No one seemed to care. She reached out with her senses, even as she continued to project how unnoticeable she was, and felt apprehension and fear, but also boredom. Many of the men and women around her were simply irritated at being pulled out of their homes on such a cold night, while a few were excited at the idea of seeing Narwhal, who was supposedly on her way to take care of the murdering little bitch cape they'd surrounded.
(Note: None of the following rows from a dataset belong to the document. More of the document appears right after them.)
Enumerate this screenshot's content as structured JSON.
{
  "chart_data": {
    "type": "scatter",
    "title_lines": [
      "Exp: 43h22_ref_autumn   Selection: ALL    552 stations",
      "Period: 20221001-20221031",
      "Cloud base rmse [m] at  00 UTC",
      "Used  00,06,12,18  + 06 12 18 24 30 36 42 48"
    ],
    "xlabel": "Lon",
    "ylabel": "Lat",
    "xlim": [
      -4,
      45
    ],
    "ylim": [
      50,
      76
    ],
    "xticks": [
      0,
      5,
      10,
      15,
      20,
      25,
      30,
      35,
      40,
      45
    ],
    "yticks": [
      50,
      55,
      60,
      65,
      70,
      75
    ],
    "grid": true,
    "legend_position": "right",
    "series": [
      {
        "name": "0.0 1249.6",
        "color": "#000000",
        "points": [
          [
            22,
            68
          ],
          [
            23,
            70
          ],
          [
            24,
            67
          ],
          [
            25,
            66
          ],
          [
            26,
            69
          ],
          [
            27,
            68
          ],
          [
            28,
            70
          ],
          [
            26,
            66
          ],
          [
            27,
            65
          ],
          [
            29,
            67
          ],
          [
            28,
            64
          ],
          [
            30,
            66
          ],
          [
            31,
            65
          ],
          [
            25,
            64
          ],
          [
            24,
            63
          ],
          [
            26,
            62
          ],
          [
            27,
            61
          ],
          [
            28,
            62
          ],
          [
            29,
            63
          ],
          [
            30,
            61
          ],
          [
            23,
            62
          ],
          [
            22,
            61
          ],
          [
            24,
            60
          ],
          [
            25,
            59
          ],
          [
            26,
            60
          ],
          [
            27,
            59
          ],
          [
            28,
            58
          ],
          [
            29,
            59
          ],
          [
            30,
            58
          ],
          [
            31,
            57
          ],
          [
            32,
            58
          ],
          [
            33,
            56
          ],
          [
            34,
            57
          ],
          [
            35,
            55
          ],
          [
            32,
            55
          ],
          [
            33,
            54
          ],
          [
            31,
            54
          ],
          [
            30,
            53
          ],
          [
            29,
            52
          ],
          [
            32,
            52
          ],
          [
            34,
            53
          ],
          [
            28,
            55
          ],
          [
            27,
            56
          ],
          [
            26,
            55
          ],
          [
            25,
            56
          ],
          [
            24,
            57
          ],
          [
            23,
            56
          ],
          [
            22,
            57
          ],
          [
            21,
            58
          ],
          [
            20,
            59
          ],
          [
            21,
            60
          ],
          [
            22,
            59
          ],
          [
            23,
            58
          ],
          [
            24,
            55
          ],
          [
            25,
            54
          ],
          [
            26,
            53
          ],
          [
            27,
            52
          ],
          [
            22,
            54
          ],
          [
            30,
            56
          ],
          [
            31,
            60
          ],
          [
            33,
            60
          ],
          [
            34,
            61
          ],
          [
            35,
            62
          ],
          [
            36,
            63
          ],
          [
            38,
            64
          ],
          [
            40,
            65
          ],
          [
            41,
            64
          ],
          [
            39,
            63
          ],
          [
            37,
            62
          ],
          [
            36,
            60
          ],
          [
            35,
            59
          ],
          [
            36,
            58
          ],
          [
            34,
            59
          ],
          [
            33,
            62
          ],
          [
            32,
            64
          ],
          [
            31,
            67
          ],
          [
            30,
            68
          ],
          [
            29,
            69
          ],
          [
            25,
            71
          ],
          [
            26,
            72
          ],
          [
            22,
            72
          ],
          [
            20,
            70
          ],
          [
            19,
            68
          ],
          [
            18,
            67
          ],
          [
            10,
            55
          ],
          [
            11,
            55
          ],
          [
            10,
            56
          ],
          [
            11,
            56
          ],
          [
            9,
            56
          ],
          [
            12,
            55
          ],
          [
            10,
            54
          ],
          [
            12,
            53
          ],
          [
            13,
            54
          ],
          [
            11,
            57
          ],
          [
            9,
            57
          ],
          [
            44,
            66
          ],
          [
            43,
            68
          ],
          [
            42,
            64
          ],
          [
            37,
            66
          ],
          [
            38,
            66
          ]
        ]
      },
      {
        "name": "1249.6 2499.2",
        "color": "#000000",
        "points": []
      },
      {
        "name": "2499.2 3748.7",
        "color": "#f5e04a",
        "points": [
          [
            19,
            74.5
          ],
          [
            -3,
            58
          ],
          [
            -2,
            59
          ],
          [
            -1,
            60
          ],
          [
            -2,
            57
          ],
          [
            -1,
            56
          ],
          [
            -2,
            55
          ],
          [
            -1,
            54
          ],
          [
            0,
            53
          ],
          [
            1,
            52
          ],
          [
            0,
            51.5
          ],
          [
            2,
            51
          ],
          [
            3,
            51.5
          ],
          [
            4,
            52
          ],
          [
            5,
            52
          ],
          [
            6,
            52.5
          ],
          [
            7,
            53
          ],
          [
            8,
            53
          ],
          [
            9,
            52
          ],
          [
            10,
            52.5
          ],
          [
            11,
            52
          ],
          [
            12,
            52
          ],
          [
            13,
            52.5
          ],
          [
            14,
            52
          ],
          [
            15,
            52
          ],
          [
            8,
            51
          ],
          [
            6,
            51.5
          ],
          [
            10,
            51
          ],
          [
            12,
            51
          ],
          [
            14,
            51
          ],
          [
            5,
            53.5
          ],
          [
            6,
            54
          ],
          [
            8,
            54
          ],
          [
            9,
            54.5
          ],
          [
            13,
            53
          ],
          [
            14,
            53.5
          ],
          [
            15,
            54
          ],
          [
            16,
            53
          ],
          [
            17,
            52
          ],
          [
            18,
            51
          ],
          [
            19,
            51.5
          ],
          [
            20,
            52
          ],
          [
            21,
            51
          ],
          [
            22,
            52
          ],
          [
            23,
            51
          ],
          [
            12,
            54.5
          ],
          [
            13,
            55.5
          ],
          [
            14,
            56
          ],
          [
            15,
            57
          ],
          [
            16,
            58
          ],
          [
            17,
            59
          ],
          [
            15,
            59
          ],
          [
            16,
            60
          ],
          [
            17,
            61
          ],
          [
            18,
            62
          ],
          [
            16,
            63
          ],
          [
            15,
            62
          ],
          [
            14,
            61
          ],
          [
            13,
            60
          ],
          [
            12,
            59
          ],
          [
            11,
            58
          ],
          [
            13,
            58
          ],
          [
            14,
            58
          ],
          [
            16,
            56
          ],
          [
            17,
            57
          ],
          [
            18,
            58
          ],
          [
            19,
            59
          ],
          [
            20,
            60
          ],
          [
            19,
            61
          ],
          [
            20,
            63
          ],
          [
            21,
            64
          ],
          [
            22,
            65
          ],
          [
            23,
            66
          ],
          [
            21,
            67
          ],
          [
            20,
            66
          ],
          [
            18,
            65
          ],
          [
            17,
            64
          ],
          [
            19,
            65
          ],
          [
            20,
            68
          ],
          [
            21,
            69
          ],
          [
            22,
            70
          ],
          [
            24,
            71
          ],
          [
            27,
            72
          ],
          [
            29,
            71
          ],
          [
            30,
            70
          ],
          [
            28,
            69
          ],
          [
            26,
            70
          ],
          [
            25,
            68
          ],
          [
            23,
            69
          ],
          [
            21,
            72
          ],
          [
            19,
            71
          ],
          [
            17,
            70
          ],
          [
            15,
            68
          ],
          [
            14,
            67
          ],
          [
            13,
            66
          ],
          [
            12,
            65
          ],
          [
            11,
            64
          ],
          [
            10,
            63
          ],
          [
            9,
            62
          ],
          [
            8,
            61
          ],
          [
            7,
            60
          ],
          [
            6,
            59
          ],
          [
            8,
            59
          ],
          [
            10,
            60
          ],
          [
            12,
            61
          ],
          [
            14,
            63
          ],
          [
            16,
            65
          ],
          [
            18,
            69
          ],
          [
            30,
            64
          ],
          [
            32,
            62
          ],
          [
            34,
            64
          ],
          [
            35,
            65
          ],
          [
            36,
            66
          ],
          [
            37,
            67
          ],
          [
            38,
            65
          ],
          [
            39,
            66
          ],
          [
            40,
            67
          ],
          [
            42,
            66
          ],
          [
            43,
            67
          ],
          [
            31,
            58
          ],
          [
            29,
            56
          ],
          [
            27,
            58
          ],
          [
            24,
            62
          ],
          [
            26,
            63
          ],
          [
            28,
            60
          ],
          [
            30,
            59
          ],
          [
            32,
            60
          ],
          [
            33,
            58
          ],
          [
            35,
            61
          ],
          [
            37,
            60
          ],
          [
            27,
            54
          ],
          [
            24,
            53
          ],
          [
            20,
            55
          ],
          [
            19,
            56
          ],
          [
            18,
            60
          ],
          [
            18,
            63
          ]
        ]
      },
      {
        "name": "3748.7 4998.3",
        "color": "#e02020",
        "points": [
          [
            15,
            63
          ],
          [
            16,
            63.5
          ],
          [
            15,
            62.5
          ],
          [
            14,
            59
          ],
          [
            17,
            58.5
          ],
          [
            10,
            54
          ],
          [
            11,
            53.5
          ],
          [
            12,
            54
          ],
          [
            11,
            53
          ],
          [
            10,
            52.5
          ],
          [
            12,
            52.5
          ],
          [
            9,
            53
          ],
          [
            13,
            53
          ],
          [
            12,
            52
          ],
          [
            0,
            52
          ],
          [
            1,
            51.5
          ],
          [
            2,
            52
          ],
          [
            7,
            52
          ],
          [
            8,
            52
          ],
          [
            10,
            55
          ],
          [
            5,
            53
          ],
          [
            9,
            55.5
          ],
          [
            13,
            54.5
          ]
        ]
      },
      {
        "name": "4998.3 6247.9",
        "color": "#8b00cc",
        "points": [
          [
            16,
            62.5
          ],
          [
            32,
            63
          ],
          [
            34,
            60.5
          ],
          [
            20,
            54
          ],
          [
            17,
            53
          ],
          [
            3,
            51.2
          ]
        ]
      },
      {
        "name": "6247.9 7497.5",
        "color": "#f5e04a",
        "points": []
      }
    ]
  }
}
Narwhal, a super hero who could cut people in half with her forcefields. Considered one of the ten strongest and deadliest capes in North America. Who was Canadian, and so wouldn't have to worry about American media coverage over murdering a fifteen-year-old girl.

Taylor swallowed in a dry throat and pulled the hood of her sweater down lower in an attempt to preserve feeling in her face and maybe keep the lingering water of her shower from freezing in her hair. She continued to crunch through the snow until she reached the back gate. She opened it slowly, fully aware of the line of heavily armed Air Force soldiers that formed a parameter literally within a foot of her. One of the men was smoking a cigarette. They didn't look at her, or notice the gate that opened and closed in her passage.

She continued walking, pausing only long enough to reach into the open door of a Humvee for the extra heavy coat that she saw in the passenger seat. It looked like the one she stole but stupidly left behind because it was hard to remember how cold it was for someone not accustomed to winters like this. The coat felt as warm as she could hope.

Ahead, she saw the road and the commerce building. The signs said GNC and Burger King. It was slow going, trudging through the knee-deep snow, but she didn't dare slow down. She knew with all the certainty that the Force could provide that if she made it there, somehow she would get away.

All around her, the snow began to fall again in a smothering blanket of white.